In a geometry class, there is grades for classroom participation, each student is asked to go to the board and write out problem question and then solve it. This is time waste and the teacher cannot complete even 4 problems in a section in class ( out of 40 per section). Rest are not even given for homework...only the easy ones are given for homework. There was a code red fire drill that happened during a Math class and for entire class points were taken off one whole grade for class room participation for that week..since their pref was not satisfactory...what is this got to do with Geometry grades?
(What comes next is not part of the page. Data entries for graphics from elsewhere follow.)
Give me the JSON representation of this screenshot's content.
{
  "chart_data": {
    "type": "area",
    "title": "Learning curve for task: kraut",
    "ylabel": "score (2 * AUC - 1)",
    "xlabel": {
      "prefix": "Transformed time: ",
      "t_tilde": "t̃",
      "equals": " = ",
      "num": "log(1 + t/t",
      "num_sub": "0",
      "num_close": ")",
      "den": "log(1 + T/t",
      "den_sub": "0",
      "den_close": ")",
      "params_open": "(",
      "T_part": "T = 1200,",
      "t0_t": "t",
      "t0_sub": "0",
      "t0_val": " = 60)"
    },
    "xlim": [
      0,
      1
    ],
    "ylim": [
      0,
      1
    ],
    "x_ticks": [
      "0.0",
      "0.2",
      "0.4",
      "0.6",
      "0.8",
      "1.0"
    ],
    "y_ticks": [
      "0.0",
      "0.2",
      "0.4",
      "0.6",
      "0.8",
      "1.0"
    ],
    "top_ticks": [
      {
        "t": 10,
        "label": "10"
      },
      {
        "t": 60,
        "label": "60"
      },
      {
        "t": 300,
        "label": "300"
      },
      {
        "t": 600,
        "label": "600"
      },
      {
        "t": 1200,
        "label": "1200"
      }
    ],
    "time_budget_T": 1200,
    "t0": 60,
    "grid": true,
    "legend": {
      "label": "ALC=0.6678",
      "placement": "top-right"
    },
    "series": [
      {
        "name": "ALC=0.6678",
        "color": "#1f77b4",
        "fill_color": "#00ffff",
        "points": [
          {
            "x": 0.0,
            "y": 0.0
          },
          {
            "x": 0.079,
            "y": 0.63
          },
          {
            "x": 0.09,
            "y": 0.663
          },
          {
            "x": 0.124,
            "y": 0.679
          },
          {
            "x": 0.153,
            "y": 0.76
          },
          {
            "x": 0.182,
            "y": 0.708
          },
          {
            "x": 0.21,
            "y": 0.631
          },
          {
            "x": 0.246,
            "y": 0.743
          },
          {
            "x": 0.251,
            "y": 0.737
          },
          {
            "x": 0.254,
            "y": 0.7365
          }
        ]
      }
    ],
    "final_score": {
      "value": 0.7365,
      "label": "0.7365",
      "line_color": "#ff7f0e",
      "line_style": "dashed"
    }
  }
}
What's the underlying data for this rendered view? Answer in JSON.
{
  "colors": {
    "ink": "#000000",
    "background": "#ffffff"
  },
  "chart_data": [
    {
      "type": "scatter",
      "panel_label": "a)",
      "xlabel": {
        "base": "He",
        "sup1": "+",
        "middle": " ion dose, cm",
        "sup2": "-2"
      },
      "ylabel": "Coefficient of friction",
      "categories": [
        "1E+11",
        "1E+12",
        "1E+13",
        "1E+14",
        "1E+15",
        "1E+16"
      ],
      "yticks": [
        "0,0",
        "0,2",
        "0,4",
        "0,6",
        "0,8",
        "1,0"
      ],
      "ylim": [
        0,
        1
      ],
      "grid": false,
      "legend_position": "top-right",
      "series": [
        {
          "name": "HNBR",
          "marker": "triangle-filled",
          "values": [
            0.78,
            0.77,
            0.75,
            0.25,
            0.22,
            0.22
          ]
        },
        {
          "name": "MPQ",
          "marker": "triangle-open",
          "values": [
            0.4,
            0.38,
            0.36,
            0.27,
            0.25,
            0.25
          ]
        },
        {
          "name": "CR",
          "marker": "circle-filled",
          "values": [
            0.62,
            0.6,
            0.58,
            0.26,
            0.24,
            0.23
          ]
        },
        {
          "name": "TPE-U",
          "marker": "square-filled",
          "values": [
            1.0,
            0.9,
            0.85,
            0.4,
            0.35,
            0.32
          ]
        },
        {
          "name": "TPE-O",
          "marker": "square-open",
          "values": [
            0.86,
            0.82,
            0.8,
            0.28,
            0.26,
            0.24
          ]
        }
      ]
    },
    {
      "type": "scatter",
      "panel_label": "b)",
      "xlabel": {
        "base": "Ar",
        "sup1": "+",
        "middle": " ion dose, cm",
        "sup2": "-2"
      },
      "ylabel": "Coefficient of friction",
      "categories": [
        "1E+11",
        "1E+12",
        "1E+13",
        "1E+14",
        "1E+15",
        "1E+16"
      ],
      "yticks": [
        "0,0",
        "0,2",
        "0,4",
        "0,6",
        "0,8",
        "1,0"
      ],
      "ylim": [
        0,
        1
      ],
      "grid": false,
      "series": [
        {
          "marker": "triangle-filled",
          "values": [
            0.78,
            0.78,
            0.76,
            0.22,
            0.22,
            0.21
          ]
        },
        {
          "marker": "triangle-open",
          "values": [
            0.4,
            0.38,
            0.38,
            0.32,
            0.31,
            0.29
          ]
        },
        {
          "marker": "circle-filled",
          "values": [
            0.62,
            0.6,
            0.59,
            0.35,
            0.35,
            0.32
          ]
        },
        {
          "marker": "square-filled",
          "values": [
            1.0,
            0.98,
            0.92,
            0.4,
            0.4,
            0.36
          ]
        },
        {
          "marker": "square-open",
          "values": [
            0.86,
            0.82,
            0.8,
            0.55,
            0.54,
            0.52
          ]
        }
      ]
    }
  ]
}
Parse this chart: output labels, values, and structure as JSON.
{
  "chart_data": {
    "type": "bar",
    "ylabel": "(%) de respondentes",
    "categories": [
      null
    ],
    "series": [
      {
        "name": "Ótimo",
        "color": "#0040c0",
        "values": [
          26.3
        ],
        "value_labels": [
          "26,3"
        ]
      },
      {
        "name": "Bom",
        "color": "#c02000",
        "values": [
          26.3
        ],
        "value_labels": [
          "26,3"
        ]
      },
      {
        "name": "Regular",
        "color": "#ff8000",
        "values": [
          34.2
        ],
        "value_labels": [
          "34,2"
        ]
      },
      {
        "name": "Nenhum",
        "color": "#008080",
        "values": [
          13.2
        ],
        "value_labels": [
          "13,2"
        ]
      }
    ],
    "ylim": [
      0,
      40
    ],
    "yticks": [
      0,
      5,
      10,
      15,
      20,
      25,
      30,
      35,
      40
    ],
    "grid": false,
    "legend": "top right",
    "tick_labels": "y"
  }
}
Taking up every small thing on grades at high school level is not received well by the teacher or my student.
Ultimately a child's grade in black and white is what matters in college admission.. and I'm not sure if catholic school understands this. They either over emphasize on discipline and over sees the final impact on grades.
Of course needless to say, catholic school teach so much hard work and kids stand unique in their social behavior and discipline.


healthy11
healthy11 December 4, 2008
It doesn't look like you finished your question, but I'm the parent of a catholic high school student who applied to 6 different colleges across the U.S. (large, midsized, & small; public & private; "highly competitive" and not) and he got accepted into all of them, with scholarship offers to most. He didn't apply to an "Ivy League" school, but that was his decision....some of his classmates did apply, and they got accepted.

As far as I can tell, most colleges seem to appreciate the more disciplined students who come out of catholic high schools, but if the student doesn't take a solid "college-prep" curriculum, and get respectable grades, it won't matter whether they are in a public or parochial high school...they'll have a tougher time getting accepted and succeeding in college.